Question
What goes wrong when you ignore that the paradox of reduced commitments?
Quick Answer
Cutting commitments in name but not in practice. You announce that you are focusing on three projects, but you keep checking in on the archived ones. You respond to messages about deferred work. You attend meetings for projects you supposedly paused. The cognitive load never actually decreases.
The most common reason fails: Cutting commitments in name but not in practice. You announce that you are focusing on three projects, but you keep checking in on the archived ones. You respond to messages about deferred work. You attend meetings for projects you supposedly paused. The cognitive load never actually decreases because you never actually let go. The paradox only works if the reduction is real — if the commitments you cut stop consuming attention, not just calendar slots. A half-hearted cut produces the worst of both worlds: you feel the loss of the things you dropped without gaining the focus that dropping them was supposed to create.

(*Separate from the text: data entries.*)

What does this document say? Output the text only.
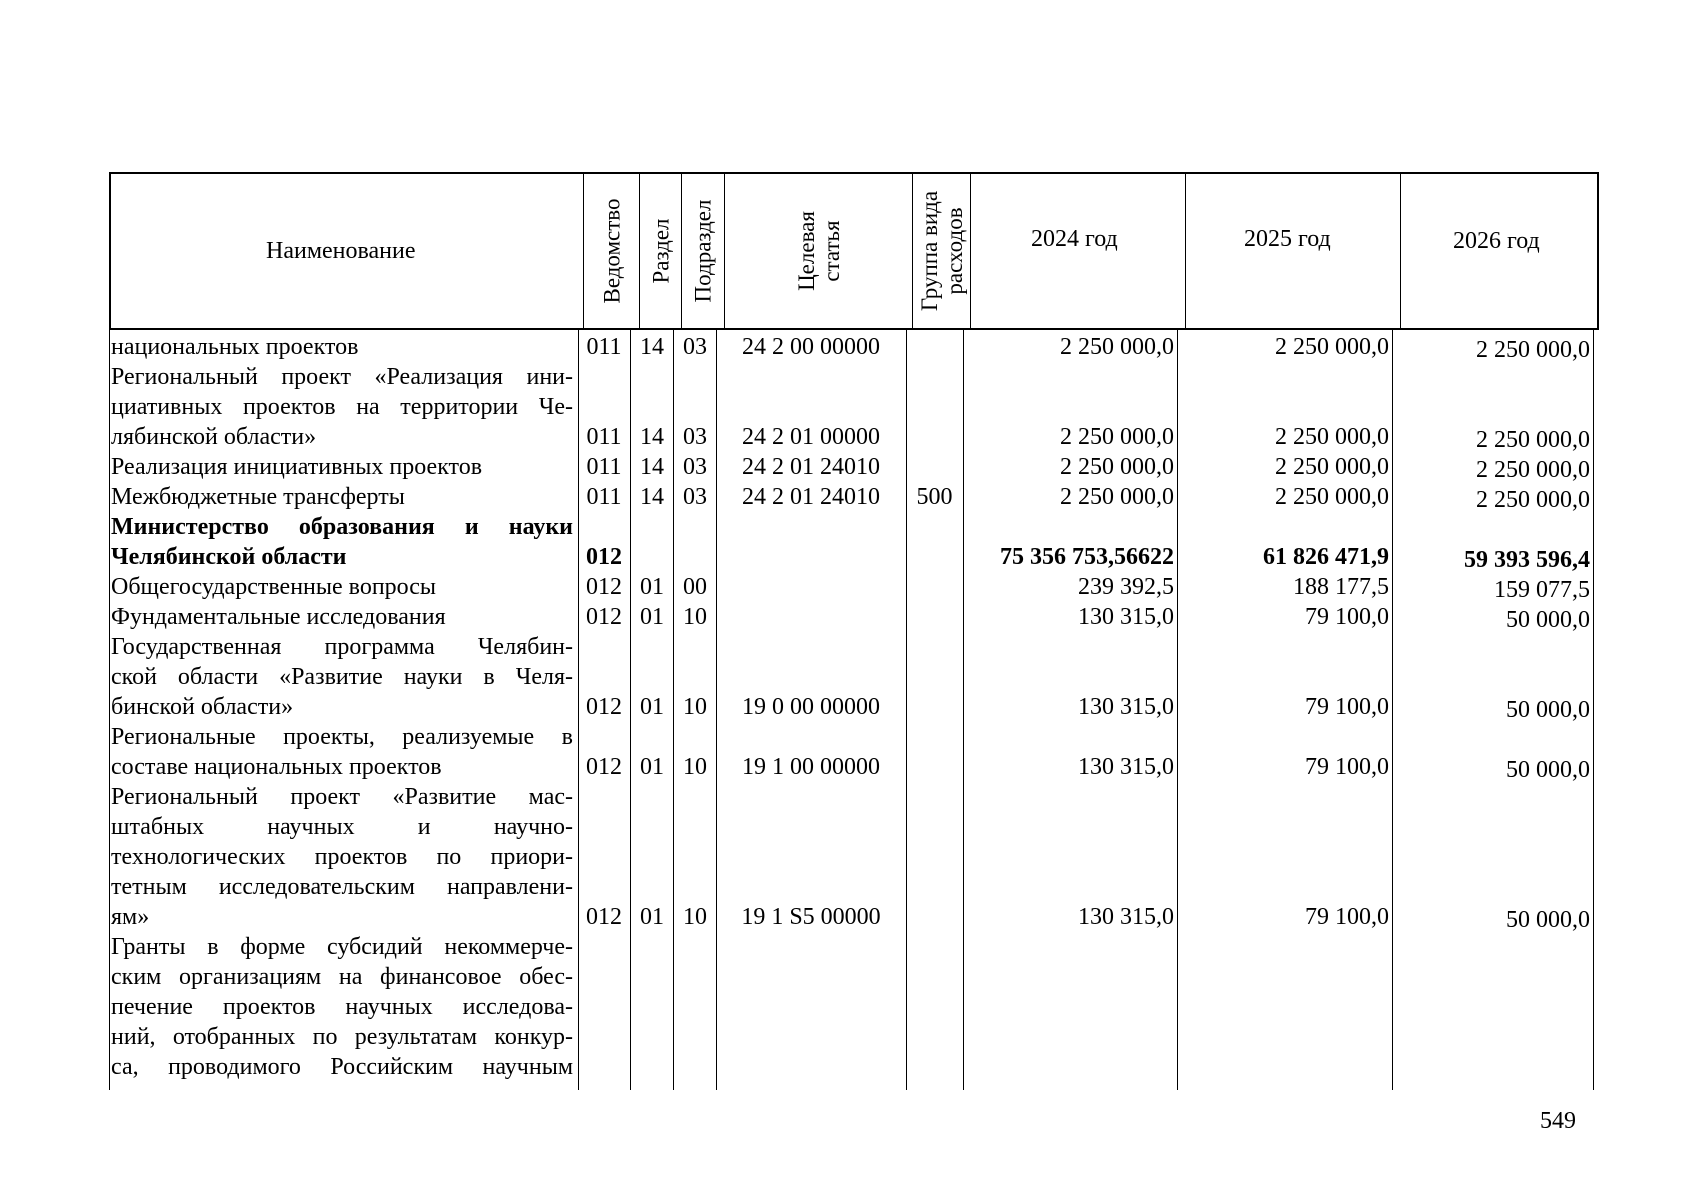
Наименование	Ведомство Раздел Подраздел	Целевая
статья	Группа вида
расходов	2024 год	2025 год	2026 год
национальных проектов	011 14 03	24 2 00 00000	2 250 000,0	2 250 000,0	2 250 000,0
Региональный проект «Реализация ини-
циативных проектов на территории Че-
лябинской области»	011 14 03	24 2 01 00000	2 250 000,0	2 250 000,0	2 250 000,0
Реализация инициативных проектов	011 14 03	24 2 01 24010	2 250 000,0	2 250 000,0	2 250 000,0
Межбюджетные трансферты	011 14 03	24 2 01 24010	500	2 250 000,0	2 250 000,0	2 250 000,0
Министерство образования и науки
Челябинской области	012	75 356 753,56622	61 826 471,9	59 393 596,4
Общегосударственные вопросы	012 01 00	239 392,5	188 177,5	159 077,5
Фундаментальные исследования	012 01 10	130 315,0	79 100,0	50 000,0
Государственная программа Челябин-
ской области «Развитие науки в Челя-
бинской области»	012 01 10	19 0 00 00000	130 315,0	79 100,0	50 000,0
Региональные проекты, реализуемые в
составе национальных проектов	012 01 10	19 1 00 00000	130 315,0	79 100,0	50 000,0
Региональный проект «Развитие мас-
штабных научных и научно-
технологических проектов по приори-
тетным исследовательским направлени-
ям»	012 01 10	19 1 S5 00000	130 315,0	79 100,0	50 000,0
Гранты в форме субсидий некоммерче-
ским организациям на финансовое обес-
печение проектов научных исследова-
ний, отобранных по результатам конкур-
са, проводимого Российским научным
549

The fix: Count your current active commitments — projects, ongoing responsibilities, side pursuits, anything that occupies recurring mental bandwidth. Write the number down. Now calculate 60% of that number (round down). That is your target. Choose which commitments survive the cut, using one filter: which of these will I realistically finish or sustain at a quality I respect? Archive or defer everything else. Run this reduced load for one full month. At the end of the month, count the number of things you completed or meaningfully advanced. Compare this to your output in the month before the cut. Write the comparison down. The numbers will argue more persuasively than any theory.
The underlying principle is straightforward: Doing fewer things often produces more total output because each thing gets adequate resources.